Le gouvernement israélien a adopté ce dimanche 28 juin une résolution reconnaissant le génocide arménien, mettant fin à des décennies de prudence diplomatique sur ce dossier sensible. La décision, prise à l'unanimité des ministres, officialise une position longtemps évitée par les gouvernements successifs de l'État hébreu.
Une décision présentée comme un devoir moral
À l'origine de cette initiative, le ministre des Affaires étrangères Gideon Saar a défendu la reconnaissance comme « un devoir moral et un devoir historique ». Dans un communiqué, il a précisé qu'il ne s'agissait pas « d'un acte de représailles face à l'hostilité ouverte, ainsi qu'à la terrible rhétorique et aux actes hostiles de la Turquie, sous la direction d'Erdogan, à l'encontre d'Israël ». Cette déclaration vise à dissiper l'idée que la décision serait motivée par les seules tensions bilatérales.
Un changement de cap diplomatique
Jusqu'à présent, les autorités israéliennes s'étaient abstenues de qualifier les massacres d'Arméniens perpétrés sous l'Empire ottoman pendant la Première Guerre mondiale de génocide. Cette prudence s'expliquait notamment par la volonté de préserver des relations stratégiques avec la Turquie, longtemps considérée comme un allié régional important. Les échanges commerciaux, la coopération en matière de sécurité et les intérêts énergétiques communs avaient jusqu'ici incité Jérusalem à ne pas franchir ce pas.
Cependant, les relations entre les deux pays se sont considérablement dégradées ces dernières années. La Turquie, sous la présidence de Recep Tayyip Erdogan, a multiplié les critiques à l'encontre de l'État hébreu, notamment en raison de la guerre menée dans la bande de Gaza, qu'Ankara qualifie de génocide. Parallèlement, la Turquie a renforcé son soutien au Hamas, contribuant à l'éloignement des deux capitales.
La Turquie, un déni persistant
Ankara continue de rejeter catégoriquement le terme de génocide pour décrire les événements de 1915-1916, invoquant des bilans divergents et une absence d'intention systématique d'extermination de la part des autorités ottomanes. La reconnaissance par Israël constitue donc une provocation directe pour le gouvernement turc, qui pourrait y voir une action délibérée visant à l'isoler diplomatiquement.
Une reconnaissance tardive dans le concert des nations
Avec cette décision, Israël rejoint une liste croissante de pays ayant officiellement reconnu le génocide arménien. Les États-Unis, la France et l'Allemagne figurent parmi les États qui avaient déjà franchi le pas, tandis que le Parlement israélien lui-même avait examiné le sujet à plusieurs reprises sans aboutir à une position officielle de l'exécutif. La résolution adoptée ce dimanche comble ainsi un vide juridique et politique qui durait depuis la création de l'État hébreu.
Un précédent arménien et des réactions attendues
La décision israélienne intervient dans un climat régional déjà complexe. En juin 2024, l'Arménie avait reconnu l'État de Palestine, provoquant une détérioration de ses relations avec Jérusalem. Ce précédent avait été perçu par certains observateurs comme un facteur ayant pu peser sur le calendrier de la reconnaissance israélienne, bien que les responsables aient nié tout lien de cause à effet.

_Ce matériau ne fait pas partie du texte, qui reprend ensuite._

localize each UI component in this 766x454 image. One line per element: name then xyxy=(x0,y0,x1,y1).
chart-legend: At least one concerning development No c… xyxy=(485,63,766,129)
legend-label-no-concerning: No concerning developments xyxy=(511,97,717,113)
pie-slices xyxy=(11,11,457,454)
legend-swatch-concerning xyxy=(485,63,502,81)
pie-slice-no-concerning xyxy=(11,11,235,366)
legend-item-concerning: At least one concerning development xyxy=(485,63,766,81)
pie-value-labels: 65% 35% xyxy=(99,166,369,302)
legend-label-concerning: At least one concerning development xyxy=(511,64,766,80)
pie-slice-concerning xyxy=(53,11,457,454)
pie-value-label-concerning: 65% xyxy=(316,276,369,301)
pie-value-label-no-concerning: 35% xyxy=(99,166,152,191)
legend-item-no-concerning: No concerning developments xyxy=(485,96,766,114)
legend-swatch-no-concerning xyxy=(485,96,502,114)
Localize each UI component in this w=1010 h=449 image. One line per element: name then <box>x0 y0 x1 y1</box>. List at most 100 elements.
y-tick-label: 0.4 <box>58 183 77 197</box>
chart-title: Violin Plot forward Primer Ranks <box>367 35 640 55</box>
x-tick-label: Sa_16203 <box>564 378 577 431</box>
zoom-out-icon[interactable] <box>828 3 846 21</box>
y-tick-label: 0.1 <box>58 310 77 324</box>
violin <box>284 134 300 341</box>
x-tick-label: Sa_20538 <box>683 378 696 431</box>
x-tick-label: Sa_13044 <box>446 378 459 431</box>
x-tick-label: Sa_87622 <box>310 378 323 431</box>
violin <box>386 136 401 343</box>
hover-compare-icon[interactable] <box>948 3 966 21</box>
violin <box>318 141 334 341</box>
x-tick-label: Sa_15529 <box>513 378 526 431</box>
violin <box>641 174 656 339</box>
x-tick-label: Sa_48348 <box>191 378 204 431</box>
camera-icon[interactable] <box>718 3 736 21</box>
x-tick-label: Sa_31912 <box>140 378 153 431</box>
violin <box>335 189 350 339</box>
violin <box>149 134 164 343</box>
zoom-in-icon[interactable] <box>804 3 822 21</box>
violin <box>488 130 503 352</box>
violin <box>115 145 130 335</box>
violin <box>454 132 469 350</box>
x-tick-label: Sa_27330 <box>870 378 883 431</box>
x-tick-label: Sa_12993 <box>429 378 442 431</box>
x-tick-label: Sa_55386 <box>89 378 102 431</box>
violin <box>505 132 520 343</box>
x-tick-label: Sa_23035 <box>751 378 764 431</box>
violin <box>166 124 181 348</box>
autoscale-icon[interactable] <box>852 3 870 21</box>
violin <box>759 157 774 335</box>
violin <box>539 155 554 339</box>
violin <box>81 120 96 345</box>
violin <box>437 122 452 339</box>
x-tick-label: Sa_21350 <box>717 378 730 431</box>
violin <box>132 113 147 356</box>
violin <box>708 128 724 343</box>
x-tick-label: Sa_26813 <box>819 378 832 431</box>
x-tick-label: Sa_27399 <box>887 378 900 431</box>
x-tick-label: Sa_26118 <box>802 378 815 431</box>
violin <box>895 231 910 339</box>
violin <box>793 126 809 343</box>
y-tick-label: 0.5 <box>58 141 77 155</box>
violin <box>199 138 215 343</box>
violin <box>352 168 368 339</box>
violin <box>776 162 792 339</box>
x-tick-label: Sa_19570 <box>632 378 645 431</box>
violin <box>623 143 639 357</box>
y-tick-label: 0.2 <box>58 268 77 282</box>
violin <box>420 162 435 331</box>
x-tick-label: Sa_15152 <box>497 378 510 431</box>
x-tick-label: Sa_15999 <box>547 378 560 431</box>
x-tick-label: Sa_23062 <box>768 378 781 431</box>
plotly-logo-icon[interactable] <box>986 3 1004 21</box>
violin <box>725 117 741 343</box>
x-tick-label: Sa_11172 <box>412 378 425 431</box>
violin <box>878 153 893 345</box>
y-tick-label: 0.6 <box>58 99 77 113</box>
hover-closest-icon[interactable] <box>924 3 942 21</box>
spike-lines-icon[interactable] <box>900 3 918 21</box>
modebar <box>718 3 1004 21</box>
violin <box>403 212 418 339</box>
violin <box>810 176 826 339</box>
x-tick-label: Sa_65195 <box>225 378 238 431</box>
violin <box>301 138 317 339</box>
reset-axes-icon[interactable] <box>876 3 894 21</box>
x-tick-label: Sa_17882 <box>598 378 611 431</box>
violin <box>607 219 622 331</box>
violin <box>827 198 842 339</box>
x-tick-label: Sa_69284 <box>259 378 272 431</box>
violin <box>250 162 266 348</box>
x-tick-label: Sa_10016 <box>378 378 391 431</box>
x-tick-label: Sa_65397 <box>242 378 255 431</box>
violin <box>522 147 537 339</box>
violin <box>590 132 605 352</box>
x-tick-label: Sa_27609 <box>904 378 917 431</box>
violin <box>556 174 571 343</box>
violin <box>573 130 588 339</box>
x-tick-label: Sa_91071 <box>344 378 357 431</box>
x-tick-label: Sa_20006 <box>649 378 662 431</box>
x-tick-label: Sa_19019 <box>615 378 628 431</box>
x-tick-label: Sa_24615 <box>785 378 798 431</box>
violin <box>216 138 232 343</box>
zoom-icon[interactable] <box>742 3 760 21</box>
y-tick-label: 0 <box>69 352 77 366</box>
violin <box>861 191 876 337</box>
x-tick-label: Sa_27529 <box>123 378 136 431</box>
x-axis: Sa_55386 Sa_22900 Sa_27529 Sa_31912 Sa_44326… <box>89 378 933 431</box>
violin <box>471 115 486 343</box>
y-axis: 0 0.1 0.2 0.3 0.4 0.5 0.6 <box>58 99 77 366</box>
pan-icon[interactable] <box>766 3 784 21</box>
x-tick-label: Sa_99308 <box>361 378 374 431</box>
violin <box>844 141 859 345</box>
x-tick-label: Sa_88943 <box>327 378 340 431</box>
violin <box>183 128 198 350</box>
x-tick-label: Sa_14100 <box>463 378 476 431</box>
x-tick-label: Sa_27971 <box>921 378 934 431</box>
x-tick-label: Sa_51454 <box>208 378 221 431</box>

Du côté arménien, une réaction positive est attendue, tandis que les autorités turques devraient exprimer leur désapprobation dans les prochains jours. L'ambassadeur d'Israël à Ankara pourrait être convoqué, et des mesures de rétorsion économique ou diplomatiques ne sont pas exclues.
Un signal fort dans une région en recomposition
Au-delà du dossier historique, cette reconnaissance intervient dans un contexte où les alliances au Proche-Orient et au-delà se redessinent. Alors que les accords d'Abraham avaient ouvert une phase de normalisation entre Israël et plusieurs pays arabes, la Turquie était restée en retrait. La décision israélienne risque de creuser encore le fossé entre les deux pays, tout en renforçant la position internationale de l'Arménie.
Les prochains jours devraient permettre de mesurer l'ampleur des conséquences diplomatiques, mais il est d'ores et déjà certain que cette reconnaissance marque un tournant dans la politique étrangère israélienne et dans ses relations avec Ankara.